Wall Street certainly thinks so: Rite Aid's stock, which in recent years had frequently hovered around $1 per share and sank to 22 cents per share on March 6, 2009, opened at $1.98 Thursday and reached a high of $2.33 Friday.
But there's something deeper going on than just generic drugs or competitors having problems: Rite Aid's foundations are getting stronger too. This is evident from the company's investments in its business, such as the latest update to the Wellness store format, which will be used as the template for "virtually all" of the 400 remodels scheduled for fiscal year 2014, and the expansion of the NowClinic "virtual clinic" service to 58 stores.

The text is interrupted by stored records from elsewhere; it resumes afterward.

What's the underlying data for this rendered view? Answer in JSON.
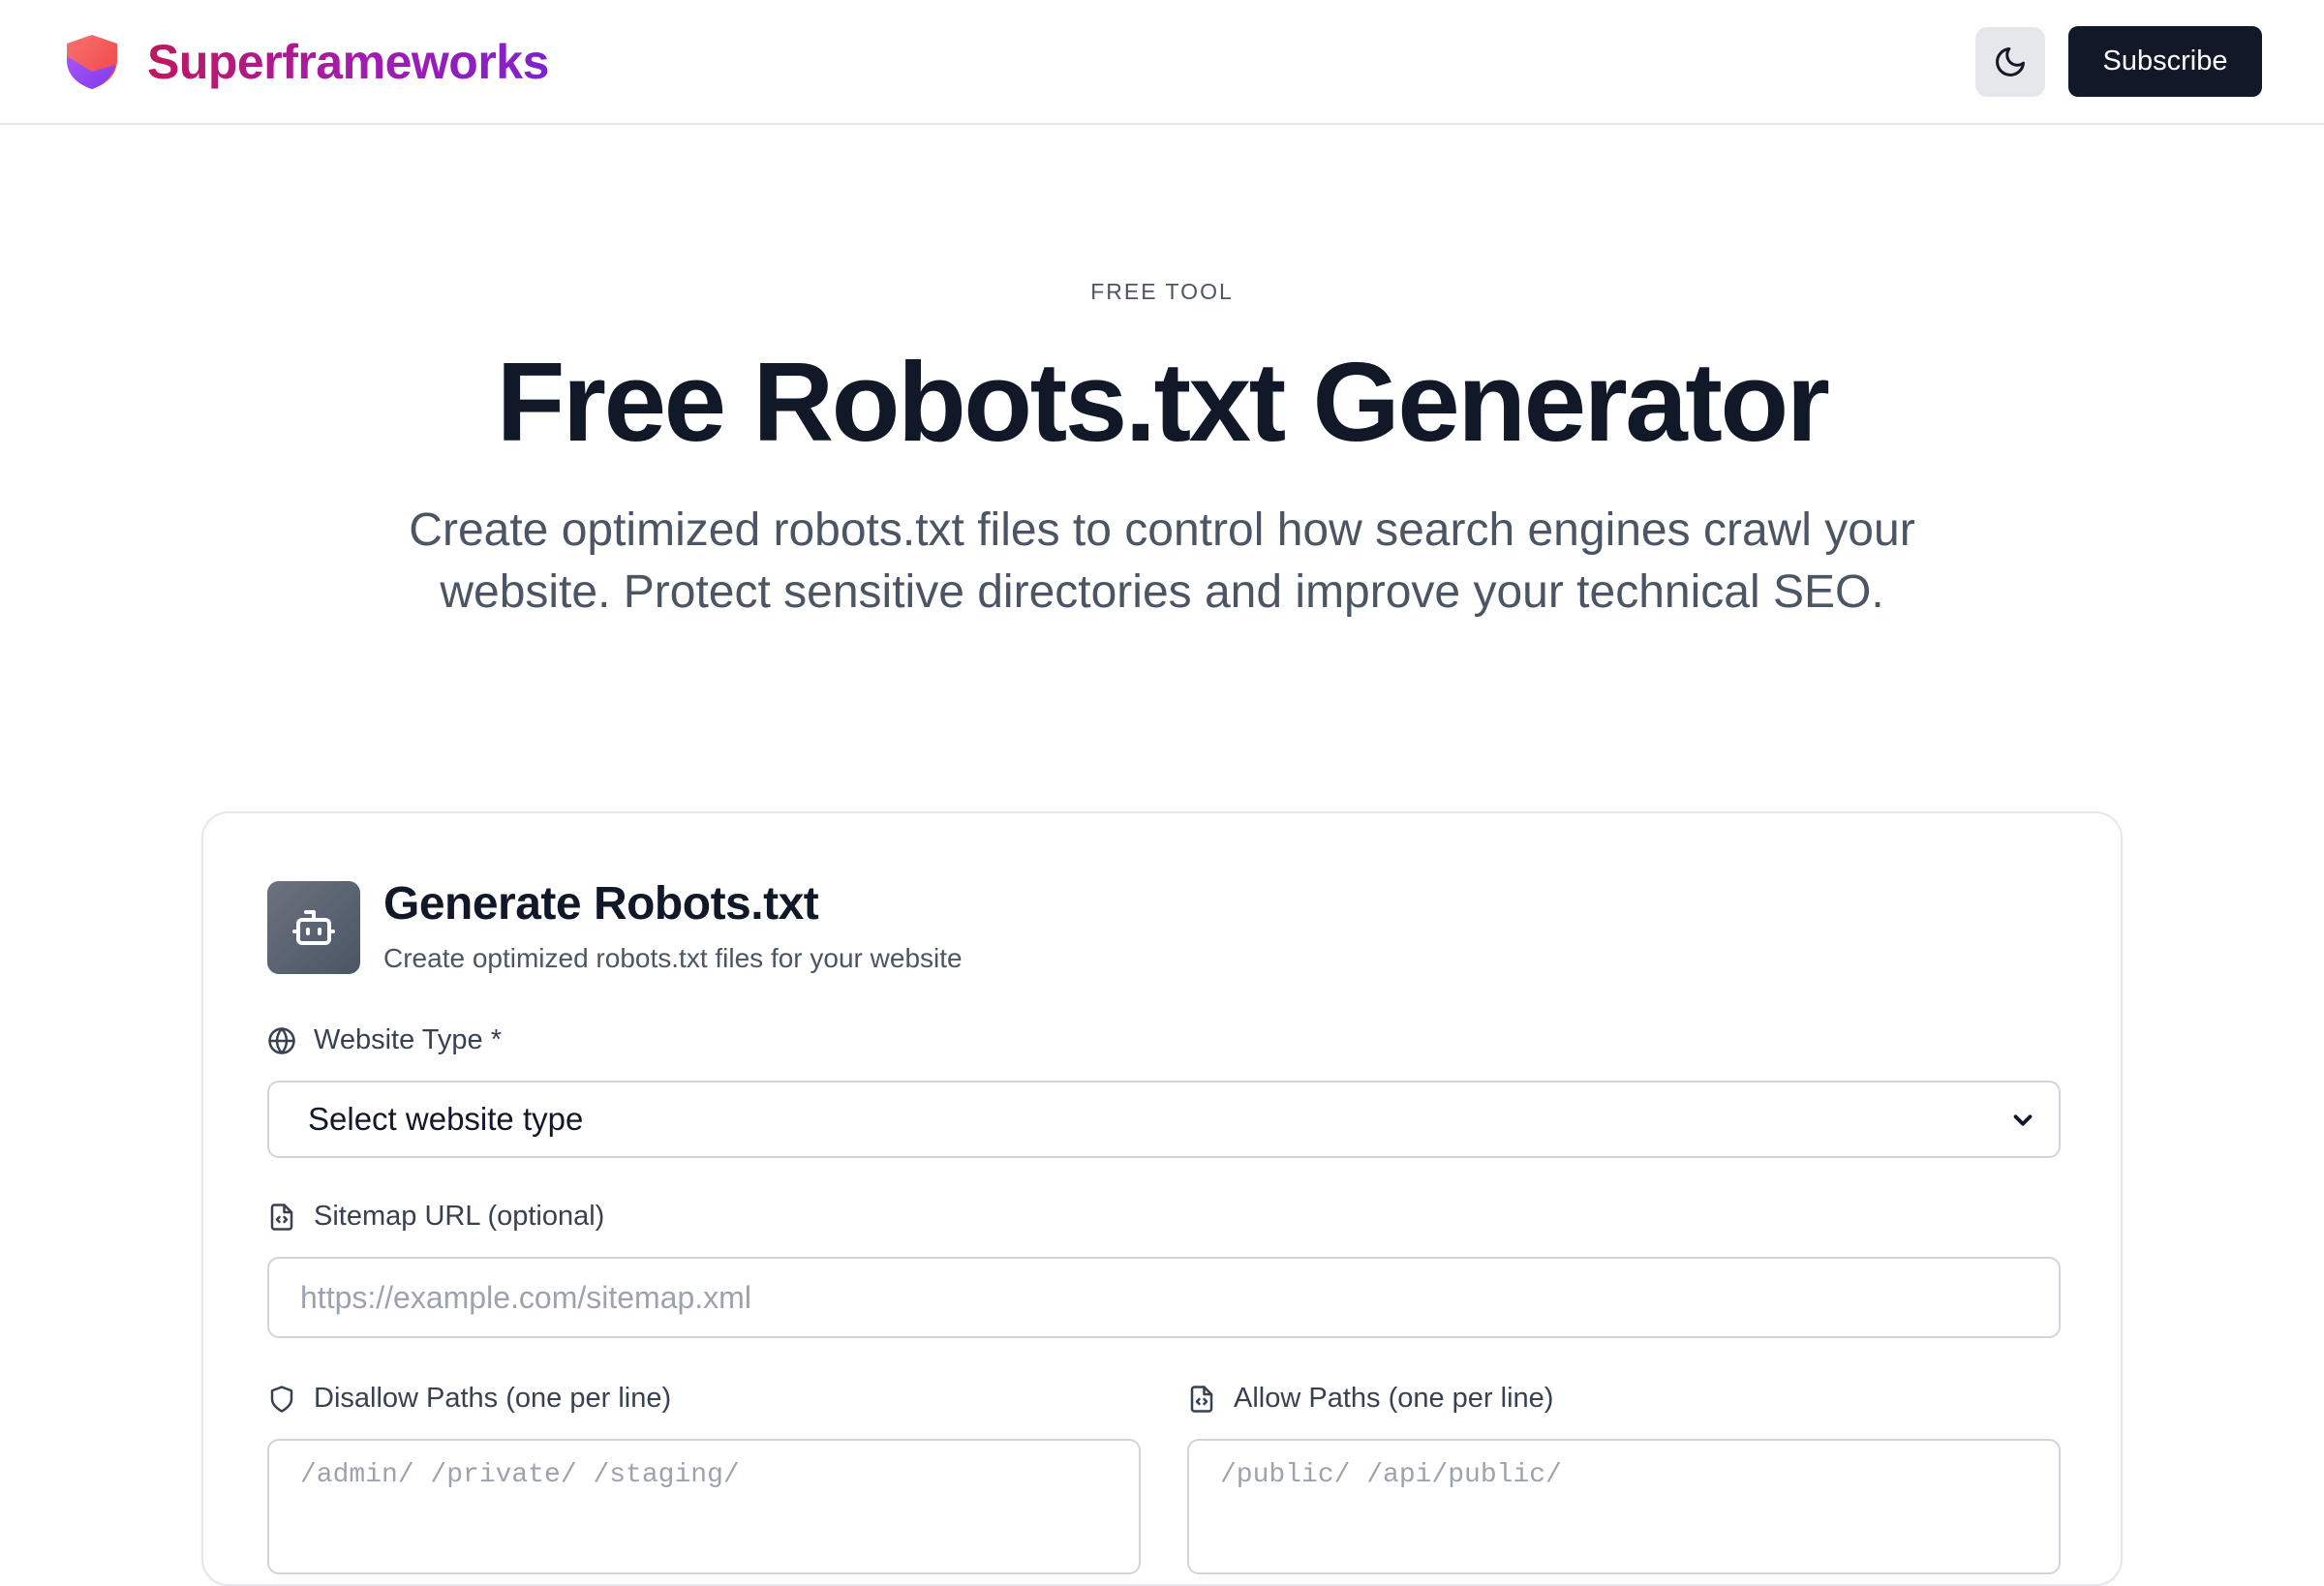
{
  "header": {
    "brand_name": "Superframeworks",
    "subscribe_label": "Subscribe"
  },
  "hero": {
    "eyebrow": "FREE TOOL",
    "title": "Free Robots.txt Generator",
    "subtitle": "Create optimized robots.txt files to control how search engines crawl your website. Protect sensitive directories and improve your technical SEO."
  },
  "card": {
    "title": "Generate Robots.txt",
    "subtitle": "Create optimized robots.txt files for your website",
    "website_type": {
      "label": "Website Type *",
      "selected": "Select website type"
    },
    "sitemap": {
      "label": "Sitemap URL (optional)",
      "value": "",
      "placeholder": "https://example.com/sitemap.xml"
    },
    "disallow": {
      "label": "Disallow Paths (one per line)",
      "placeholder": "/admin/ /private/ /staging/"
    },
    "allow": {
      "label": "Allow Paths (one per line)",
      "placeholder": "/public/ /api/public/"
    }
  },
  "colors": {
    "brand_gradient_start": "#be185d",
    "brand_gradient_end": "#7e22ce",
    "primary_button": "#111827",
    "card_icon_bg": "#4b5563"
  },
  "icons": {
    "brand": "shield-logo-icon",
    "theme": "moon-icon",
    "card": "bot-icon",
    "website_type": "globe-icon",
    "sitemap": "file-code-icon",
    "disallow": "shield-icon",
    "allow": "file-code-icon",
    "select": "chevron-down-icon"
  }
}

Key to Rite Aid's success has been the Wellness+ loyalty card program. During the Walgreens-ESI dispute, the chain worked hard to sign Walgreens customers who moved their prescriptions to Rite Aid up for the program, which today boasts nearly 25.2 million active members.
In addition, the company has seen good returns on its investment in the Wellness stores, whose front-end same-store sales are 3% higher than those in the non-Wellness stores; the company had already observed the stores' comps trending higher than those of the older stores early on in the program, as well as seeing stronger performance in those Wellness stores already staffed with Wellness Ambassadors.
With Rite Aid's executives telling Wall Street analysts Thursday that they expected to retain most of the customers gained from the Walgreens-ESI dispute, it's clear that the company is building itself some serious customer loyalty, something that has been crucial to its triumphs and will continue to be in the future.